Lung cancer accounts for about 27% of the cancer related deaths in the USA annually. Pathologically, it is a very complex disease broadly classified into small cell lung cancer (SCLC) and non-small cell lung cancer (NSCLC). NSCLCs are further classified into squamous cell carcinoma, large cell carcinoma and adenocarcinoma. Achaete-scute homolog 1 (ASCL1), an important transcription factor essential in the development of neuroendocrine cells (NE) in lungs is shown to be specifically expressed in lung NE cancers and 10-20% of adenocarcinomas (AD) with NE differentiation (NED), thus suggesting a role in the pathogenesis of these tumors. Our previous study showed that ASCL1 is a regulator of the RET oncogene in AD with NED. RET is a receptor tyrosine kinase with two isoforms in humans: RET9 (short) and RET51 (long). We performed survival analysis to study implications of RET isoforms in ASCL1+ tumors and found that elevated expression of the long RET mRNA was associated with poor survival. Subsequent in vitro experiments demonstrated that treatment with EGF robustly induced phosphorylation of RET in HCC1833 and H1755 cell lines which have high endogenous levels of ASCL1 and RET but not in VMRC-LCD cell line which has high level of ASCL1 but low level of RET. EGF induced phosphorylation of RET was diminished by gefitinib and by EGFR siRNA. Immunoprecipitation results indicated direct binding between EGFR and RET in presence of EGF. Furthermore, a high throughput drug screening found 8 EGFR inhibitors that were 10 - 250 fold more cytotoxic in ASCL1+ compared with ASCL1- AD cells.
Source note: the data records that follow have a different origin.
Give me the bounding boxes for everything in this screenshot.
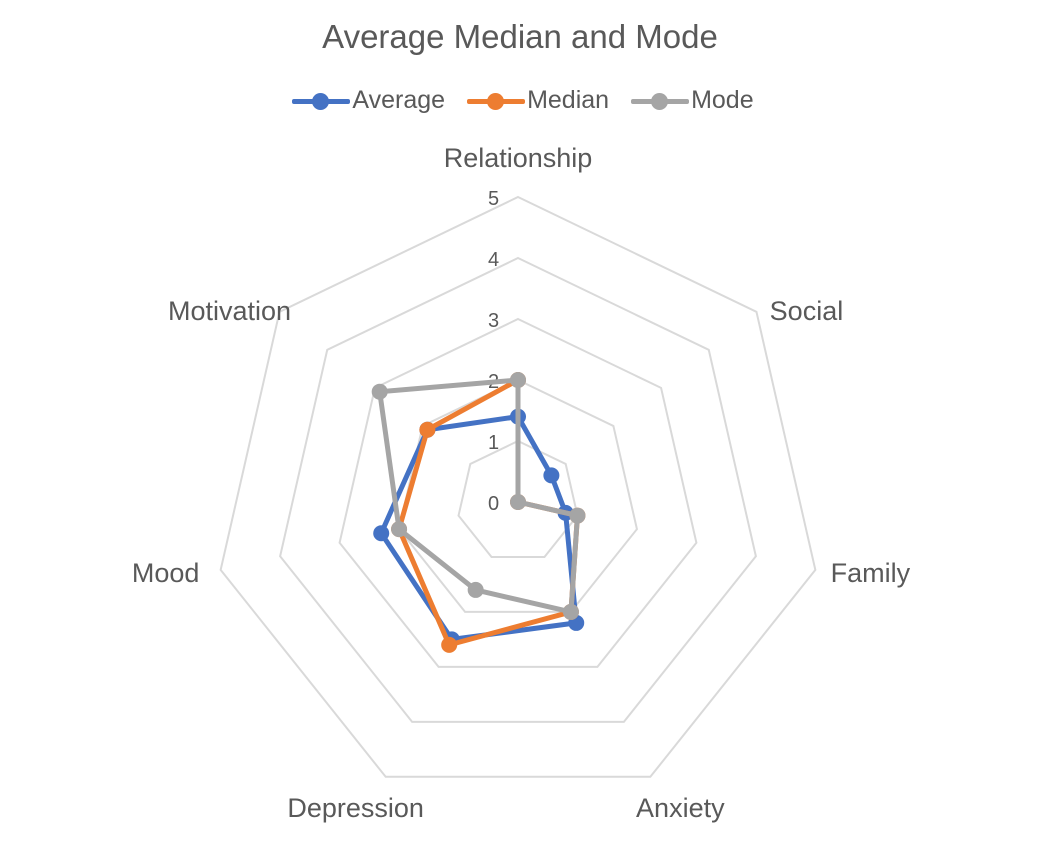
legend-item-median: Median [467,86,609,115]
radial-tick-label: 5 [488,188,499,210]
data-point-median [441,636,458,653]
data-point-median [419,421,436,438]
grid-ring-4 [279,256,757,723]
category-label: Mood [132,558,200,588]
radial-tick-label: 1 [488,432,499,454]
radial-tick-label: 3 [488,310,499,332]
data-point-mode [510,372,526,388]
grid-ring-5 [219,195,817,778]
radial-tick-label: 0 [488,493,499,515]
category-label: Anxiety [636,793,725,823]
category-label: Depression [287,793,424,823]
legend-marker-mode [631,91,690,111]
data-point-mode [562,603,579,620]
legend-label-mode: Mode [691,86,754,114]
chart-title: Average Median and Mode [322,18,718,55]
category-label: Motivation [168,296,291,326]
grid-ring-1 [457,439,579,558]
category-label: Family [831,558,911,588]
legend-label-median: Median [527,86,610,114]
legend-item-mode: Mode [631,86,754,115]
data-point-mode [371,383,388,400]
legend: Average Median Mode [0,86,1046,115]
legend-label-average: Average [352,86,446,114]
category-label: Relationship [444,143,593,173]
legend-marker-average [292,91,351,111]
data-point-average [543,467,560,484]
data-point-mode [391,521,408,538]
series-line-mode [377,377,580,615]
data-point-mode [569,507,586,524]
data-point-mode [467,581,484,598]
data-point-average [373,525,390,542]
data-point-mode [510,494,526,510]
legend-marker-median [467,91,526,111]
legend-item-average: Average [292,86,445,115]
grid-ring-3 [338,317,698,668]
radial-tick-label: 4 [488,249,499,271]
category-label: Social [770,296,844,326]
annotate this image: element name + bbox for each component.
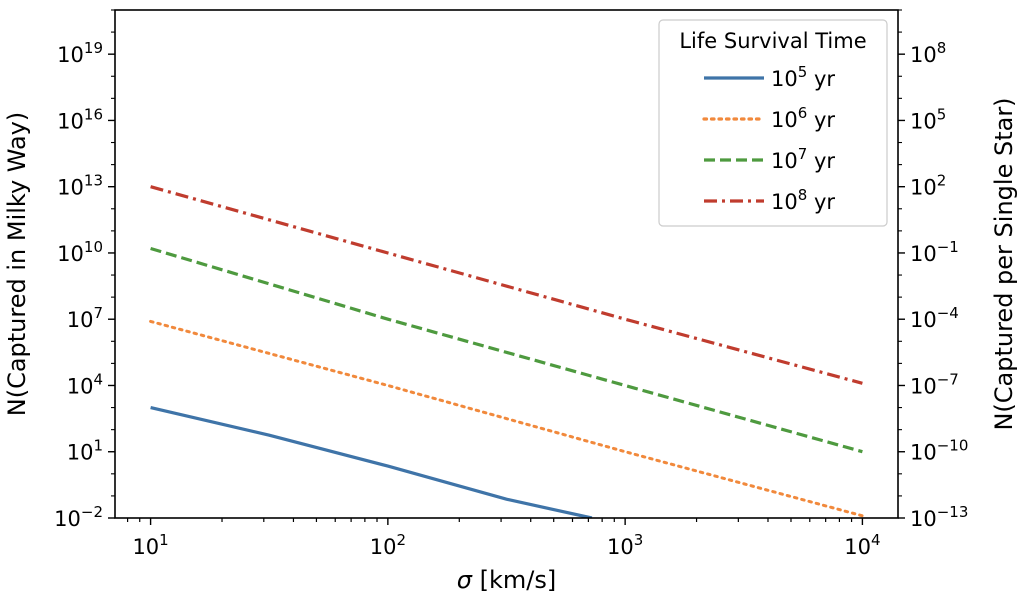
x-tick-label-exponent: 1 <box>159 531 169 549</box>
legend-label-2: 107 yr <box>771 145 835 173</box>
y-tick-label: 1013 <box>57 172 103 200</box>
y-axis-label: N(Captured in Milky Way) <box>3 112 31 417</box>
legend-label-exponent: 8 <box>798 186 808 204</box>
y-tick-label-base: 10 <box>54 507 81 531</box>
y-right-tick-label: 105 <box>910 105 946 133</box>
y-tick-label: 107 <box>67 304 103 332</box>
y-right-tick-label-exponent: −4 <box>937 304 959 322</box>
y-right-tick-label-exponent: −13 <box>937 503 969 521</box>
y-tick-label: 104 <box>67 370 103 398</box>
x-axis-label-symbol: σ <box>457 566 473 594</box>
series-line-1 <box>149 319 864 518</box>
axis-ticks: 101 102 103 10410−2101104107101010131016101… <box>54 9 968 559</box>
y-right-tick-label-base: 10 <box>910 507 937 531</box>
y-tick-label-base: 10 <box>67 308 94 332</box>
y-tick-label-exponent: −2 <box>81 503 103 521</box>
y-right-tick-label-exponent: 5 <box>937 105 947 123</box>
legend-label-exponent: 5 <box>798 63 808 81</box>
legend-label-1: 106 yr <box>771 104 835 132</box>
series-line-3 <box>150 185 863 385</box>
legend-label-unit: yr <box>807 149 835 173</box>
y-tick-label-base: 10 <box>57 176 84 200</box>
y-tick-label-exponent: 4 <box>93 370 103 388</box>
y-right-tick-label: 10−7 <box>910 370 959 398</box>
legend-label-0: 105 yr <box>771 63 835 91</box>
series-lines <box>149 185 864 518</box>
legend-title: Life Survival Time <box>679 29 866 53</box>
legend-label-base: 10 <box>771 67 798 91</box>
y-right-tick-label: 102 <box>910 172 946 200</box>
y-tick-label-base: 10 <box>57 109 84 133</box>
legend-label-exponent: 6 <box>798 104 808 122</box>
y-right-tick-label-base: 10 <box>910 242 937 266</box>
y-right-tick-label-base: 10 <box>910 109 937 133</box>
y-right-tick-label-exponent: 2 <box>937 172 947 190</box>
y-right-tick-label-base: 10 <box>910 441 937 465</box>
x-tick-label-base: 10 <box>370 535 397 559</box>
y-right-tick-label: 10−1 <box>910 238 959 266</box>
y-right-tick-label: 10−4 <box>910 304 959 332</box>
y-tick-label-base: 10 <box>67 441 94 465</box>
series-line-2 <box>150 246 863 454</box>
y-tick-label-exponent: 16 <box>84 105 103 123</box>
legend-label-unit: yr <box>807 108 835 132</box>
y-right-tick-label: 10−13 <box>910 503 968 531</box>
legend-label-unit: yr <box>807 190 835 214</box>
y-right-tick-label-base: 10 <box>910 176 937 200</box>
x-tick-label-exponent: 4 <box>871 531 881 549</box>
x-tick-label: 103 <box>607 531 643 559</box>
legend-box <box>658 19 888 227</box>
x-tick-label-exponent: 3 <box>634 531 644 549</box>
legend-label-base: 10 <box>771 190 798 214</box>
y-right-tick-label-exponent: 8 <box>937 39 947 57</box>
legend-label-unit: yr <box>807 67 835 91</box>
y-tick-label: 1016 <box>57 105 103 133</box>
y-right-tick-label-exponent: −10 <box>937 437 969 455</box>
legend-label-exponent: 7 <box>798 145 808 163</box>
y-axis-label-right: N(Captured per Single Star) <box>990 97 1018 430</box>
x-tick-label: 104 <box>844 531 880 559</box>
x-axis-label-unit: [km/s] <box>472 566 556 594</box>
y-tick-label: 1010 <box>57 238 103 266</box>
y-right-tick-label-exponent: −1 <box>937 238 959 256</box>
x-tick-label-exponent: 2 <box>396 531 406 549</box>
y-right-tick-label-base: 10 <box>910 374 937 398</box>
x-tick-label-base: 10 <box>132 535 159 559</box>
y-tick-label: 10−2 <box>54 503 103 531</box>
plot-frame <box>114 9 899 519</box>
series-line-0 <box>150 406 593 518</box>
y-right-tick-label-base: 10 <box>910 308 937 332</box>
y-tick-label-base: 10 <box>67 374 94 398</box>
x-tick-label: 102 <box>370 531 406 559</box>
y-right-tick-label-exponent: −7 <box>937 370 959 388</box>
x-tick-label: 101 <box>132 531 168 559</box>
x-tick-label-base: 10 <box>844 535 871 559</box>
x-tick-label-base: 10 <box>607 535 634 559</box>
y-right-tick-label-base: 10 <box>910 43 937 67</box>
y-tick-label-exponent: 13 <box>84 172 103 190</box>
legend-label-base: 10 <box>771 149 798 173</box>
y-tick-label-exponent: 10 <box>84 238 103 256</box>
y-right-tick-label: 108 <box>910 39 946 67</box>
y-tick-label: 101 <box>67 437 103 465</box>
legend-label-3: 108 yr <box>771 186 835 214</box>
y-tick-label: 1019 <box>57 39 103 67</box>
y-tick-label-exponent: 19 <box>84 39 103 57</box>
y-tick-label-exponent: 1 <box>93 437 103 455</box>
legend-label-base: 10 <box>771 108 798 132</box>
y-tick-label-base: 10 <box>57 43 84 67</box>
y-right-tick-label: 10−10 <box>910 437 968 465</box>
y-tick-label-exponent: 7 <box>93 304 103 322</box>
x-axis-label: σ [km/s] <box>457 566 556 594</box>
y-tick-label-base: 10 <box>57 242 84 266</box>
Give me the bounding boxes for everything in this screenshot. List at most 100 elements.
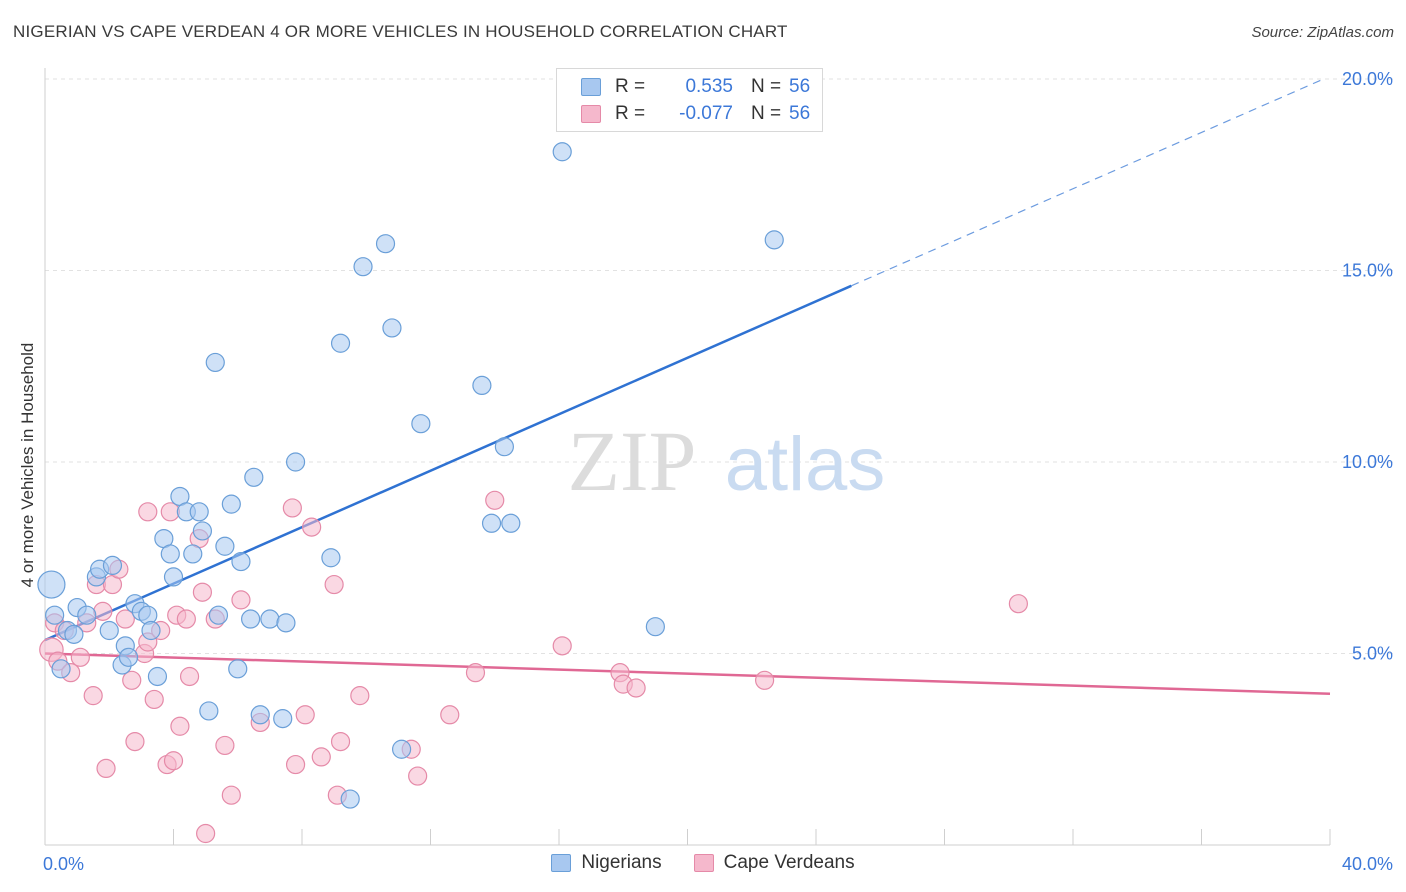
y-tick-label: 10.0%	[1342, 452, 1393, 472]
series-legend: Nigerians Cape Verdeans	[0, 852, 1406, 874]
point-nigerian	[221, 494, 241, 514]
legend-r-label: R =	[615, 76, 646, 97]
legend-swatch-nigerians	[581, 78, 601, 96]
point-cape-verdean	[144, 689, 164, 710]
legend-r-value: 0.535	[685, 76, 733, 97]
point-cape-verdean	[285, 754, 306, 775]
point-cape-verdean	[552, 636, 572, 656]
point-nigerian	[163, 567, 184, 587]
point-nigerian	[231, 551, 251, 572]
point-nigerian	[382, 318, 402, 338]
point-nigerian	[37, 570, 66, 599]
point-nigerian	[285, 452, 306, 472]
point-cape-verdean	[115, 609, 135, 629]
series-legend-nigerians[interactable]: Nigerians	[551, 852, 662, 874]
point-cape-verdean	[626, 678, 646, 698]
point-nigerian	[276, 613, 296, 633]
point-nigerian	[472, 375, 492, 395]
point-nigerian	[45, 605, 65, 625]
point-nigerian	[77, 605, 97, 625]
point-nigerian	[273, 709, 293, 729]
point-nigerian	[192, 521, 213, 541]
point-cape-verdean	[231, 590, 251, 610]
x-tick-label: 40.0%	[1342, 854, 1393, 874]
point-nigerian	[353, 257, 373, 277]
source-label: Source: ZipAtlas.com	[1251, 24, 1394, 41]
legend-swatch-cape-verdeans	[581, 105, 601, 123]
point-cape-verdean	[1008, 594, 1028, 614]
point-nigerian	[375, 234, 396, 254]
y-tick-label: 15.0%	[1342, 261, 1393, 281]
point-cape-verdean	[295, 705, 315, 725]
point-nigerian	[250, 705, 270, 725]
point-cape-verdean	[176, 609, 196, 629]
legend-row-nigerians: R = 0.535 N = 56	[581, 75, 810, 99]
point-cape-verdean	[282, 498, 302, 518]
series-legend-cape-verdeans[interactable]: Cape Verdeans	[693, 852, 855, 874]
point-cape-verdean	[138, 502, 158, 522]
point-nigerian	[64, 624, 84, 644]
point-cape-verdean	[215, 735, 235, 756]
watermark: ZIP atlas	[568, 413, 886, 509]
point-cape-verdean	[440, 705, 460, 725]
point-nigerian	[199, 701, 219, 721]
point-nigerian	[189, 502, 209, 522]
legend-n-label: N =	[751, 76, 782, 97]
legend-r-label: R =	[615, 103, 646, 124]
point-nigerian	[183, 544, 203, 564]
point-cape-verdean	[163, 751, 184, 771]
point-cape-verdean	[70, 647, 90, 667]
point-nigerian	[118, 647, 139, 667]
point-nigerian	[160, 544, 180, 564]
point-nigerian	[51, 659, 71, 679]
tick-labels: 5.0% 10.0% 15.0% 20.0% 0.0% 40.0%	[43, 69, 1393, 874]
point-nigerian	[340, 789, 360, 809]
point-nigerian	[208, 605, 229, 625]
chart-title: NIGERIAN VS CAPE VERDEAN 4 OR MORE VEHIC…	[13, 22, 788, 41]
point-cape-verdean	[221, 785, 241, 805]
series-swatch-nigerians	[551, 854, 572, 872]
point-nigerian	[99, 620, 119, 641]
point-cape-verdean	[125, 731, 145, 752]
y-tick-label: 5.0%	[1352, 644, 1393, 664]
point-nigerian	[241, 609, 261, 629]
point-nigerian	[411, 414, 431, 434]
point-nigerian	[321, 548, 341, 568]
point-cape-verdean	[350, 686, 370, 706]
series-label-cape-verdeans: Cape Verdeans	[723, 852, 855, 873]
point-cape-verdean	[192, 582, 213, 602]
trend-dashed-nigerians	[851, 78, 1324, 287]
point-cape-verdean	[330, 731, 351, 752]
point-nigerian	[494, 437, 514, 457]
legend-r-value: -0.077	[679, 103, 733, 124]
legend-n-value: 56	[789, 76, 811, 97]
point-nigerian	[244, 467, 264, 487]
point-cape-verdean	[179, 666, 200, 687]
points-cape-verdeans	[39, 490, 1028, 844]
point-nigerian	[147, 666, 168, 687]
correlation-legend: R = 0.535 N = 56 R = -0.077 N = 56	[556, 68, 823, 132]
legend-n-label: N =	[751, 103, 782, 124]
axes	[44, 68, 1331, 846]
legend-n-value: 56	[789, 103, 811, 124]
point-nigerian	[260, 609, 280, 629]
point-nigerian	[215, 536, 235, 556]
point-cape-verdean	[160, 502, 180, 522]
point-cape-verdean	[485, 490, 505, 510]
x-tick-label: 0.0%	[43, 854, 84, 874]
point-cape-verdean	[302, 517, 322, 537]
point-cape-verdean	[465, 663, 486, 683]
point-nigerian	[501, 513, 521, 533]
point-cape-verdean	[311, 747, 331, 767]
series-label-nigerians: Nigerians	[581, 852, 662, 873]
point-cape-verdean	[83, 686, 103, 706]
trend-line-cape-verdeans	[44, 652, 1331, 695]
point-nigerian	[228, 659, 248, 679]
point-nigerian	[141, 620, 161, 641]
point-nigerian	[205, 352, 225, 373]
point-cape-verdean	[96, 758, 116, 779]
point-cape-verdean	[93, 601, 113, 621]
point-cape-verdean	[324, 574, 344, 595]
watermark-zip: ZIP	[568, 413, 697, 509]
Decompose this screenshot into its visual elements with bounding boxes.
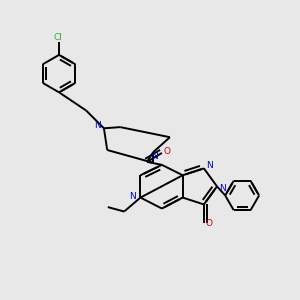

These results implicate EGFR as a key regulator of RET activation in ASCL1+ AD and suggest that EGFR inhibitors may be therapeutic for this population of patients. Citation Format: Kaustubh N. Bhinge, Yang Lin, Hamed Rahi, Marie Christine Aubry, Aaron Mansfield, Irina Kovtun, Stephen Murphy, Ping Yang, Dennis Wigle, Joanne (Eunhee) Yi, Aqsa Nasir, Simone Terra, Julian Molina, George Vasmatzis, Farhad Kosari. EGFR-mediated activation of RET in ASCL1+ lung adenocarcinoma. [abstract]. In: Proceedings of the 107th Annual Meeting of the American Association for Cancer Research; 2016 Apr 16-20; New Orleans, LA. Philadelphia (PA): AACR; Cancer Res 2016;76(14 Suppl):Abstract nr 1129.